Alberto Moyano
Están hoy convocados los blogs del orbe entero a hablar sobre la pobreza. Aquí también lo haremos, aunque en la única modalidad que no se cura con dinero: la de espíritu.
De entre todas las instituciones que disfrutamos y padecemos, ha tenido que ser la Diputación Foral de Gipuzkoa, caracterizada por su comportamiento errático, la encargada de poner en marcha un plan para potenciar la inteligencia emocional.
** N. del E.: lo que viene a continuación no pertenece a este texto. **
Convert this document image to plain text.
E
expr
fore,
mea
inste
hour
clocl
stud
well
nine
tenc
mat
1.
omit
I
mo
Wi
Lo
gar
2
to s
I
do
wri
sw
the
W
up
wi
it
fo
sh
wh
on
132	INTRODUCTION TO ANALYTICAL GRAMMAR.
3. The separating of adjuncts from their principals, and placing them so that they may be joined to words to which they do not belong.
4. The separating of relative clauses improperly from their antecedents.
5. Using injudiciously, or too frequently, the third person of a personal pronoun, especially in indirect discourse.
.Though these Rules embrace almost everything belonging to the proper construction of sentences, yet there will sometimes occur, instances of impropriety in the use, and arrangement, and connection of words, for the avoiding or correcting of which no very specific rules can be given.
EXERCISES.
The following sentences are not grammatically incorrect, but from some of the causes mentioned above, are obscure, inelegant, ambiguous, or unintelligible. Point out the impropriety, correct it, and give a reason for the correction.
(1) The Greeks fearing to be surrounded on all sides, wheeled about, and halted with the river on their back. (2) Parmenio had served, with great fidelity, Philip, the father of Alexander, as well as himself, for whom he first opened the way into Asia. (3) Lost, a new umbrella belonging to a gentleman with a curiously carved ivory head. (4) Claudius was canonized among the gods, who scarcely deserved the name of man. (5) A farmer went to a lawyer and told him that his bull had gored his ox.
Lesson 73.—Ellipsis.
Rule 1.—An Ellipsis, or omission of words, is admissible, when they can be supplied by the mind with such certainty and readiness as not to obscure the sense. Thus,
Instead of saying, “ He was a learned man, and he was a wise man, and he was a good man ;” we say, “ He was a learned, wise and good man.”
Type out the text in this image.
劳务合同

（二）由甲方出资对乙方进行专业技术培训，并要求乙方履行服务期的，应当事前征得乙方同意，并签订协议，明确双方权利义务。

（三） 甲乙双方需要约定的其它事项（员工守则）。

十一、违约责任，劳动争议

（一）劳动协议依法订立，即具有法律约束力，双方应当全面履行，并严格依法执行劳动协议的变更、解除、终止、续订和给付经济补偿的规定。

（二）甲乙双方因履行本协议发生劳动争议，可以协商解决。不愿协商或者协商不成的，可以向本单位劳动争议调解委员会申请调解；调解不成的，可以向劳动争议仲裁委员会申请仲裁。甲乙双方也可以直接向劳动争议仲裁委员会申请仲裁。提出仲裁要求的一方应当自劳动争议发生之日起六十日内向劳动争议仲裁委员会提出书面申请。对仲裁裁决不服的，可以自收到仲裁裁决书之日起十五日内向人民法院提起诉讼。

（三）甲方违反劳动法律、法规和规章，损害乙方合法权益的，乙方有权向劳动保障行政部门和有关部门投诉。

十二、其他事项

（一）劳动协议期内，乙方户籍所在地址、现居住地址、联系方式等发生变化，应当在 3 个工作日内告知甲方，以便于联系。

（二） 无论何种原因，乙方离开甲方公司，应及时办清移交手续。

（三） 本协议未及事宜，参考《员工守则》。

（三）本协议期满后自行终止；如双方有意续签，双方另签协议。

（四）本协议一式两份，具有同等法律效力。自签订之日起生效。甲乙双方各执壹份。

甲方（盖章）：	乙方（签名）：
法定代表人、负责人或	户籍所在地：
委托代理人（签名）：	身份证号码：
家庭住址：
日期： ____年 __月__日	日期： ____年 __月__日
El plazo es de cuatro años de plazo y la inversión, de cinco millones.
Esto de la inteligencia emocional viene a ser -según se puede leer hoy en DV- “la capacidad para comprender y organizar las emociones propias de forma precisa y de comprender las de los demás y ha causado furor en EE UU, donde se plantea ya como una herramienta imprescindible para abordar la vida cotidiana”. O sea, humo.
Dejando la margen la cuestión de si, a estas alturas, supone garantía de nada el que algo cause furor en EE UU, lo cierto es que ya son varios los emocionalmente inteligentes -y económicamente no digamos- que se han hecho millonarios con el tema. Se trata, en resumidas cuentas, de la autoayuda de toda la vida, pero con rostro (algo más) presentable.
Por de pronto, la Diputación ha depositado grandes esperanzas en esta iniciativa, cuyos contenidos se impartirán mayormente en centros docentes: que “para el 2120 el 100%” de los guipuzcoanos hayan desarrollado su vida “en equilibrio emocional, sea inteligente emocionalmente” y haya pasado por “un embarazo inteligente, por una vida familiar equilibrada y por un ámbito laboral con inteligencia emocional”. Es decir, que el ser humano se convierta en marciano, así, modestamente.
¿Lo conseguirá? Mejor no adelantar resultados. Lo único seguro es que, más pronto que tarde, los mismos gurús de la inteligencia emocional volverán, esta vez, para vendernos otro productos espiritual, tal vez, la emoción inteligente. Y, sin duda alguna, compraremos de nuevo el producto.